Page MenuHomeSoftware Heritage

swh.lister.gnu: Change origin type to tar
ClosedPublic

Authored by nahimilega on Jun 19 2019, 1:51 PM.

Details

Summary

Change origin type from 'gnu' to 'tar'

Rationale, there is no need for differentiating origin-type 'gnu' from other origin-type 'tar'.
It's actually already mentioned in the origin's entry (through its url).

Furthermore, from an historic point of view, we shall try to not diverge too much from original gnu loading.
Even though, those were typed ftp at the time...
(We were young and foolish back then.
Personally, I still am but i like to believe i'm a little less foolish now ;)

Diff Detail

Repository
rDLS Listers
Lint
Automatic diff as part of commit; lint not applicable.
Unit
Automatic diff as part of commit; unit tests not applicable.

Event Timeline

nahimilega added inline comments.
swh/lister/gnu/lister.py
34–36

I have only changed origin_type, but if we are using tarball loader, then I suppose we have to change this according to that

ardumont added inline comments.
swh/lister/gnu/lister.py
34–36

I have only changed origin_type, but if we are using tarball loader, then I suppose we have to change this according to that

Yes, but there is no need for another code change

In swh-lister, my understanding of the current code is that now the task-type will change to load-tar.
Thus the migration i hinted at yesterday in irc.

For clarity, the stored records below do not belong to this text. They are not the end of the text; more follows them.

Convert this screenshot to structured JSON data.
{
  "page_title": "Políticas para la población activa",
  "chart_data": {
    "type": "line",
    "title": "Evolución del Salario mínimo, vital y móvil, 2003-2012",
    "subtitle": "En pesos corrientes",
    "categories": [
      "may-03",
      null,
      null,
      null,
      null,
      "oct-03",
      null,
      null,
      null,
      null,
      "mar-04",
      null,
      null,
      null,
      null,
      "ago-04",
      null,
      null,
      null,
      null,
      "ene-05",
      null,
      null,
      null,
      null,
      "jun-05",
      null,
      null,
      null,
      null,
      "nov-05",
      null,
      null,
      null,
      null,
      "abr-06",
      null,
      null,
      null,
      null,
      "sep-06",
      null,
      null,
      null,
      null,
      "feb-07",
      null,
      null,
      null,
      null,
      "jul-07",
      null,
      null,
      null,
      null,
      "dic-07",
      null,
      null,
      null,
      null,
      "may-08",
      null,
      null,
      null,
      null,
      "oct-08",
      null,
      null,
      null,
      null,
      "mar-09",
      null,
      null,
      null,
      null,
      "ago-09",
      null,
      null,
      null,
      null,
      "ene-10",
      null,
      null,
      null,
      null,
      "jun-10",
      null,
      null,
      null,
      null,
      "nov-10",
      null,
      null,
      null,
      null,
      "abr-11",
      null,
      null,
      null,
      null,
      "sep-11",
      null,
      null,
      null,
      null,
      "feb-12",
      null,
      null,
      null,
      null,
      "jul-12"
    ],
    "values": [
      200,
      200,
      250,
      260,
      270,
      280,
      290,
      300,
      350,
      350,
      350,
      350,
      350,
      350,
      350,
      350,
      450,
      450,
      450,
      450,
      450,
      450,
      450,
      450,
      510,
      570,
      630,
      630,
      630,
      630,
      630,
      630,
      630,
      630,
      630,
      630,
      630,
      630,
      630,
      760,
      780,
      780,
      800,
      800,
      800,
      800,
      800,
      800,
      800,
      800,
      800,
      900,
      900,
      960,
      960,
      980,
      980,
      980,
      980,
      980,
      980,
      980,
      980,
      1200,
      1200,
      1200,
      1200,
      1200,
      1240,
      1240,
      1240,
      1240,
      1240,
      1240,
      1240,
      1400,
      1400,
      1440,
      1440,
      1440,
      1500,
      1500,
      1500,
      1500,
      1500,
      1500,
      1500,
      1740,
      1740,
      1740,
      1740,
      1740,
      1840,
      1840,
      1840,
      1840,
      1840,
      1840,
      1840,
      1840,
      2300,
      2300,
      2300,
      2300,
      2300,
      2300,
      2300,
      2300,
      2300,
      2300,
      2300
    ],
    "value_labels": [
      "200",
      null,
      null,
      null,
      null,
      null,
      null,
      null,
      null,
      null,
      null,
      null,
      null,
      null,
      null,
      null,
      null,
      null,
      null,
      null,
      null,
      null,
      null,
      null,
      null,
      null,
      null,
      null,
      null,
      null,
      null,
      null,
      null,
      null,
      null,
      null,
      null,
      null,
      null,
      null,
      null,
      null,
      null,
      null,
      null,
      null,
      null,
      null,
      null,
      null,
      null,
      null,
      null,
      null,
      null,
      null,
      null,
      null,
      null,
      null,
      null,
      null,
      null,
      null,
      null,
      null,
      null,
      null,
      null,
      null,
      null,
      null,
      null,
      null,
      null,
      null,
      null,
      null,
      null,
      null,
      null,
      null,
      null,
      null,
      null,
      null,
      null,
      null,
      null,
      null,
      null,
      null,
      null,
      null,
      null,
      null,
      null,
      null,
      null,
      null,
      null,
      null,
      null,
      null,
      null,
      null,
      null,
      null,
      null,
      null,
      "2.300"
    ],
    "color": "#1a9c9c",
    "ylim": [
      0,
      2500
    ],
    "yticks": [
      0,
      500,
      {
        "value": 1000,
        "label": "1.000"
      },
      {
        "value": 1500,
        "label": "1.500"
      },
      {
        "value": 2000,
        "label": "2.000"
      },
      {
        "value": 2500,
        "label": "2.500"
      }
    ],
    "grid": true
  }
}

13:36:01 +ardumont | archit_agrawal[m: could you change the lister-gnu's origin-type from gnu to tar btw?
13:36:38 +ardumont | it will also change the scheduler's task type from load-gnu to load-tar but i'll deal with 
                     that part later (impact is in the scheduler)
13:36:54 +ardumont | (as the output tasks do not load yet, that's not an issue)

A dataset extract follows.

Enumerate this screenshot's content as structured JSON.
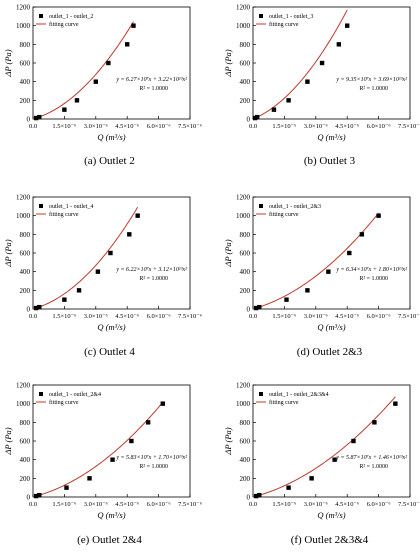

For the loader-tar in question, indeed, currently it does not support the contract.
But that will be part of the refactoring of the other task i mentioned in irc in regards to the "distribution" or "package" loader (T1389).

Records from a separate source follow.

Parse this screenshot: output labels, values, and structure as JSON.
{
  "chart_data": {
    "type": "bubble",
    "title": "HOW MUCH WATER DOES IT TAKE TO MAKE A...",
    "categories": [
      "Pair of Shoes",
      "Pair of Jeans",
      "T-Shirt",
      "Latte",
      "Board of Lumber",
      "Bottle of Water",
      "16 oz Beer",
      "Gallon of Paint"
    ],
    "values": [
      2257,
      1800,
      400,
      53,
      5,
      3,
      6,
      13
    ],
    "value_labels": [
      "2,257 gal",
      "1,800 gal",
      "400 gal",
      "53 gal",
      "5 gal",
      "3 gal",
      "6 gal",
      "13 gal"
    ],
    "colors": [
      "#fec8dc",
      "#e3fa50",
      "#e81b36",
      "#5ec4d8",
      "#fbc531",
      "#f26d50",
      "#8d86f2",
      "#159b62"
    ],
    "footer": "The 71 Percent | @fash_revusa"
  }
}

As this runs in production, I need to:

  • migrate the actual data in swh-lister's db
update gnu_repo set origin_type='tar' where origin_type='gnu';
  • migrate the scheduler's data

From the top of my head:

# insert new task-type 'load-tar' (which does not exist yet IIRC)
insert into task_type(name, ...) values ('load-tar'...); # or some such
update task set task_type='load-tar' where task_type='load-gnu';
delete from task_type where task_type='load-gnu';
This revision is now accepted and ready to land.Jun 20 2019, 9:58 AM
This revision was automatically updated to reflect the committed changes.